After the broccoli is thoroughly drained, toss it with the garlic powder, olive oil, parmesan cheese, salt and red pepper flakes. Let the broccoli marinade for about 30 minutes. Preheat your grill, leaving at least one burner off to allow for indirect cooking. I have a three burner grill, and started with just one burner on but turned on a second one part way through the process.

While the broccoli marinades, get the garlic roasting. Place the garlic in a small bowl, and toss with the olive oil and a bit of salt and pepper. Tightly wrap the garlic in aluminum foil, then place it on the portion of the grill where the burner isn't on.

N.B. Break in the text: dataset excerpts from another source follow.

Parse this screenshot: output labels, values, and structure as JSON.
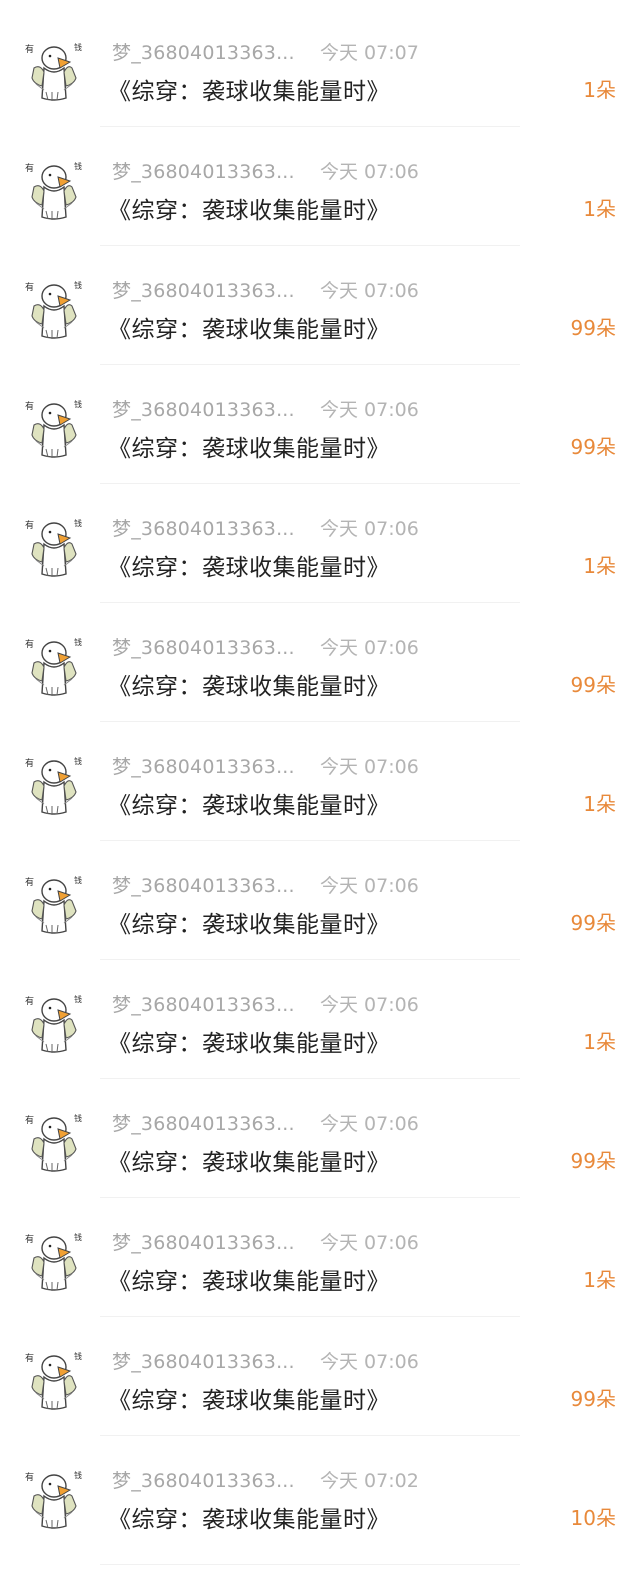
{
  "colors": {
    "name_text": "#a7a7a7",
    "time_text": "#b4b4b4",
    "title_text": "#222222",
    "count_text": "#e8893a",
    "divider": "#f1f1f1"
  },
  "avatar": {
    "icon": "goose-meme-avatar-icon",
    "caption_left": "有",
    "caption_right": "钱"
  },
  "items": [
    {
      "user": "梦_36804013363...",
      "time": "今天 07:07",
      "book": "《综穿：袭球收集能量时》",
      "count": "1朵"
    },
    {
      "user": "梦_36804013363...",
      "time": "今天 07:06",
      "book": "《综穿：袭球收集能量时》",
      "count": "1朵"
    },
    {
      "user": "梦_36804013363...",
      "time": "今天 07:06",
      "book": "《综穿：袭球收集能量时》",
      "count": "99朵"
    },
    {
      "user": "梦_36804013363...",
      "time": "今天 07:06",
      "book": "《综穿：袭球收集能量时》",
      "count": "99朵"
    },
    {
      "user": "梦_36804013363...",
      "time": "今天 07:06",
      "book": "《综穿：袭球收集能量时》",
      "count": "1朵"
    },
    {
      "user": "梦_36804013363...",
      "time": "今天 07:06",
      "book": "《综穿：袭球收集能量时》",
      "count": "99朵"
    },
    {
      "user": "梦_36804013363...",
      "time": "今天 07:06",
      "book": "《综穿：袭球收集能量时》",
      "count": "1朵"
    },
    {
      "user": "梦_36804013363...",
      "time": "今天 07:06",
      "book": "《综穿：袭球收集能量时》",
      "count": "99朵"
    },
    {
      "user": "梦_36804013363...",
      "time": "今天 07:06",
      "book": "《综穿：袭球收集能量时》",
      "count": "1朵"
    },
    {
      "user": "梦_36804013363...",
      "time": "今天 07:06",
      "book": "《综穿：袭球收集能量时》",
      "count": "99朵"
    },
    {
      "user": "梦_36804013363...",
      "time": "今天 07:06",
      "book": "《综穿：袭球收集能量时》",
      "count": "1朵"
    },
    {
      "user": "梦_36804013363...",
      "time": "今天 07:06",
      "book": "《综穿：袭球收集能量时》",
      "count": "99朵"
    },
    {
      "user": "梦_36804013363...",
      "time": "今天 07:02",
      "book": "《综穿：袭球收集能量时》",
      "count": "10朵"
    }
  ]
}
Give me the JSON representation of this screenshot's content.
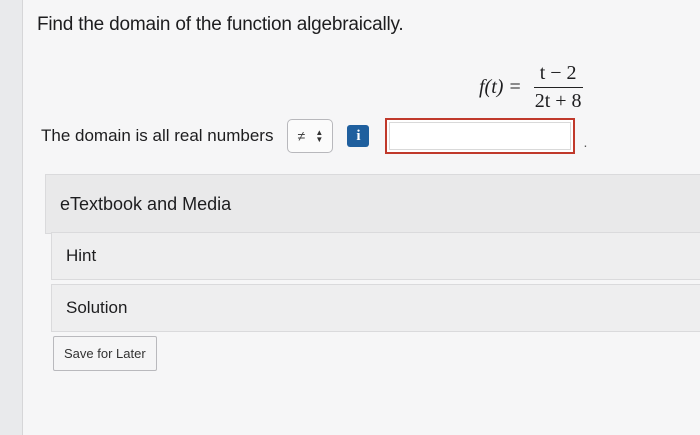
{
  "question": {
    "prompt": "Find the domain of the function algebraically.",
    "formula": {
      "lhs": "f(t)",
      "equals": "=",
      "numerator": "t − 2",
      "denominator": "2t + 8"
    }
  },
  "answer": {
    "label": "The domain is all real numbers",
    "operator_selected": "≠",
    "operator_arrows": "▲▼",
    "info_icon_text": "i",
    "input_value": "",
    "trailing_period": "."
  },
  "resources": {
    "items": [
      {
        "label": "eTextbook and Media"
      },
      {
        "label": "Hint"
      },
      {
        "label": "Solution"
      }
    ]
  },
  "actions": {
    "save_for_later": "Save for Later"
  },
  "colors": {
    "accent": "#1f5f9e",
    "input_border_error": "#c0392b"
  }
}
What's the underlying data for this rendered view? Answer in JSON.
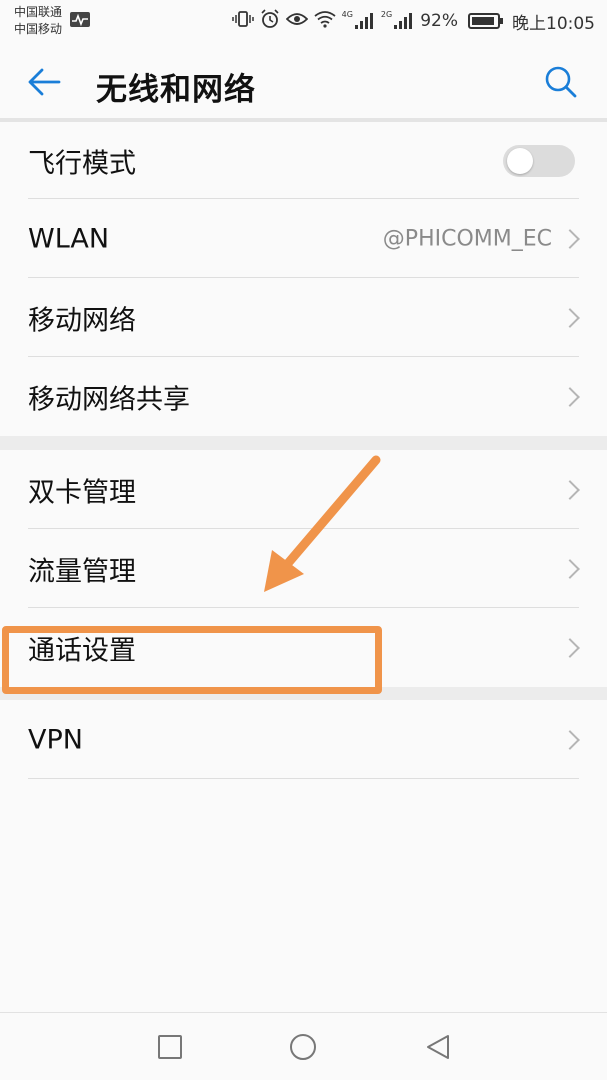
{
  "status_bar": {
    "carrier_1": "中国联通",
    "carrier_2": "中国移动",
    "network_tag_1": "4G",
    "network_tag_2": "2G",
    "battery": "92%",
    "time": "晚上10:05"
  },
  "toolbar": {
    "title": "无线和网络"
  },
  "groups": [
    {
      "items": [
        {
          "label": "飞行模式",
          "type": "toggle",
          "enabled": false
        },
        {
          "label": "WLAN",
          "value": "@PHICOMM_EC",
          "type": "link"
        },
        {
          "label": "移动网络",
          "type": "link"
        },
        {
          "label": "移动网络共享",
          "type": "link"
        }
      ]
    },
    {
      "items": [
        {
          "label": "双卡管理",
          "type": "link"
        },
        {
          "label": "流量管理",
          "type": "link"
        },
        {
          "label": "通话设置",
          "type": "link"
        }
      ]
    },
    {
      "items": [
        {
          "label": "VPN",
          "type": "link"
        }
      ]
    }
  ],
  "colors": {
    "accent": "#1a7ed8",
    "annotation": "#f0944a",
    "background": "#fafafa",
    "section_gap": "#ececec"
  }
}
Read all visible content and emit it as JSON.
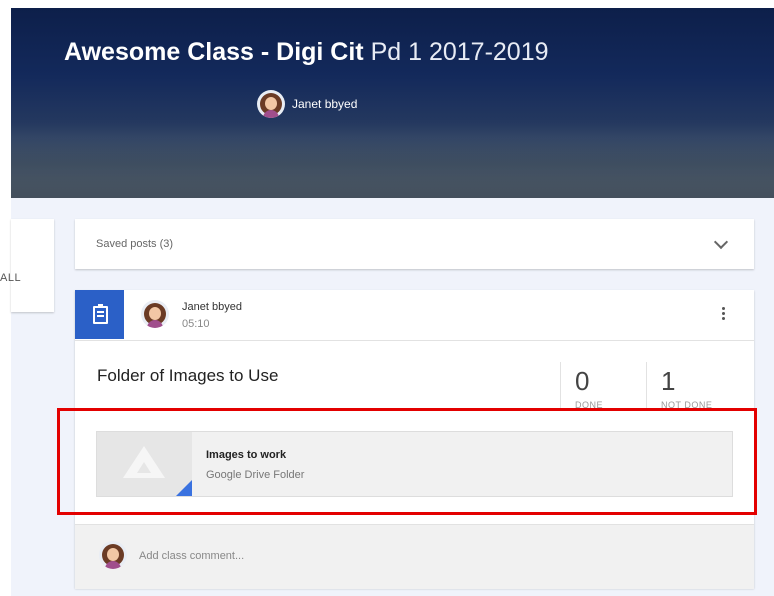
{
  "header": {
    "title_bold": "Awesome Class - Digi Cit",
    "title_light": "Pd 1 2017-2019",
    "teacher_name": "Janet bbyed"
  },
  "sidebar": {
    "all_label": "ALL"
  },
  "saved_posts": {
    "label": "Saved posts (3)"
  },
  "post": {
    "author": "Janet bbyed",
    "time": "05:10",
    "title": "Folder of Images to Use",
    "stats": [
      {
        "value": "0",
        "label": "DONE"
      },
      {
        "value": "1",
        "label": "NOT DONE"
      }
    ],
    "attachment": {
      "title": "Images to work",
      "subtitle": "Google Drive Folder"
    },
    "comment_placeholder": "Add class comment..."
  },
  "colors": {
    "accent": "#2b60c7",
    "highlight": "#e30000",
    "content_bg": "#f0f3fb"
  },
  "icons": [
    "assignment-icon",
    "avatar",
    "more-vert-icon",
    "chevron-down-icon",
    "google-drive-icon"
  ]
}
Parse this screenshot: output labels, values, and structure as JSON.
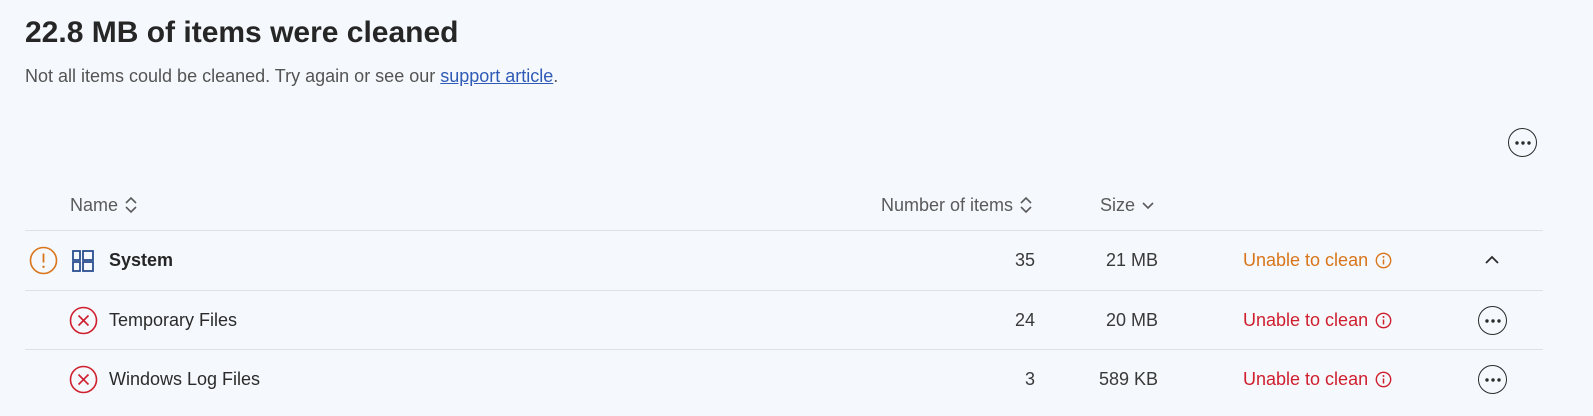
{
  "header": {
    "title": "22.8 MB of items were cleaned",
    "subtitle_prefix": "Not all items could be cleaned. Try again or see our ",
    "subtitle_link": "support article",
    "subtitle_suffix": "."
  },
  "table": {
    "columns": {
      "name": "Name",
      "count": "Number of items",
      "size": "Size"
    },
    "group": {
      "name": "System",
      "count": "35",
      "size": "21 MB",
      "status": "Unable to clean"
    },
    "rows": [
      {
        "name": "Temporary Files",
        "count": "24",
        "size": "20 MB",
        "status": "Unable to clean"
      },
      {
        "name": "Windows Log Files",
        "count": "3",
        "size": "589 KB",
        "status": "Unable to clean"
      }
    ]
  },
  "colors": {
    "warning": "#d9751a",
    "error": "#cf1f2e",
    "link": "#2f5bb7",
    "system_icon": "#2b4f8f"
  },
  "icons": {
    "more": "more-horizontal-icon",
    "warning": "warning-circle-icon",
    "error": "error-x-circle-icon",
    "windows": "windows-system-icon",
    "info": "info-icon",
    "sort": "sort-icon",
    "collapse": "chevron-up-icon"
  }
}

As the garlic starts to roast, combine the chicken in a bowl with the olive oil, garlic powder, basil and salt. Let it marinade for a bit, as the chicken will only take about 10 minutes to cook. This is a good time to start the water boiling for the penne.

The broccoli will take about 20 to 25 minutes to roast on the grill. Spread the broccoli out in a grill pan, if you have one (a very handy tool for grilling veggies!), or directly onto the grill. Either way, you want to cook the broccoli over mostly indirect heat. I rotated the pan a few times to expose the broccoli to a bit of direct heat to help caramelize it and speed the cooking process. The broccoli should be tender and a bit browned when it is done. If it finishes before other items, put the broccoli into a serving bowl and cover to keep warm.

Put the pasta on to cook shortly after starting to grill the broccoli. Start grilling the chicken over direct heat with about 10 minutes to go on the broccoli and pasta. Turn the chicken over after about 5 minutes, and check for doneness after another 5 minutes. When done, remove from heat, and place on a platter loosely tented with aluminum. Cut into bite sized pieces after the chicken has cooled slightly.

The garlic should take about 30 to 40 minutes to get soft and brown. When done, place in a small bowl and mash with a dash of extra olive oil to get a good consistency. Set aside.

Drain the pasta when it finishes cooking. Toss it with the broccoli, chicken, garlic, feta and olives, adding the wine and extra olive oil as needed to keep it moist. The broccoli absorbs the liquid quickly, so I used wine along with olive oil so the dish would have a nice consistency without being too oily. After it has all been combined, you are ready to serve and enjoy!

Wine Pairing: Keeping with the idea of riffing on traditional themes, we served this with the 2011 Alexander Valley Vineyards Dry Rosé of Sangiovese ($16). Typically associated with Chianti, the classic Italian red wine, this rosé from California worked very well with the grilled food and garlicky flavors. The wine is refreshing and fruity as one likes in a summer wine, but also has the body to stand up to this substantial dish.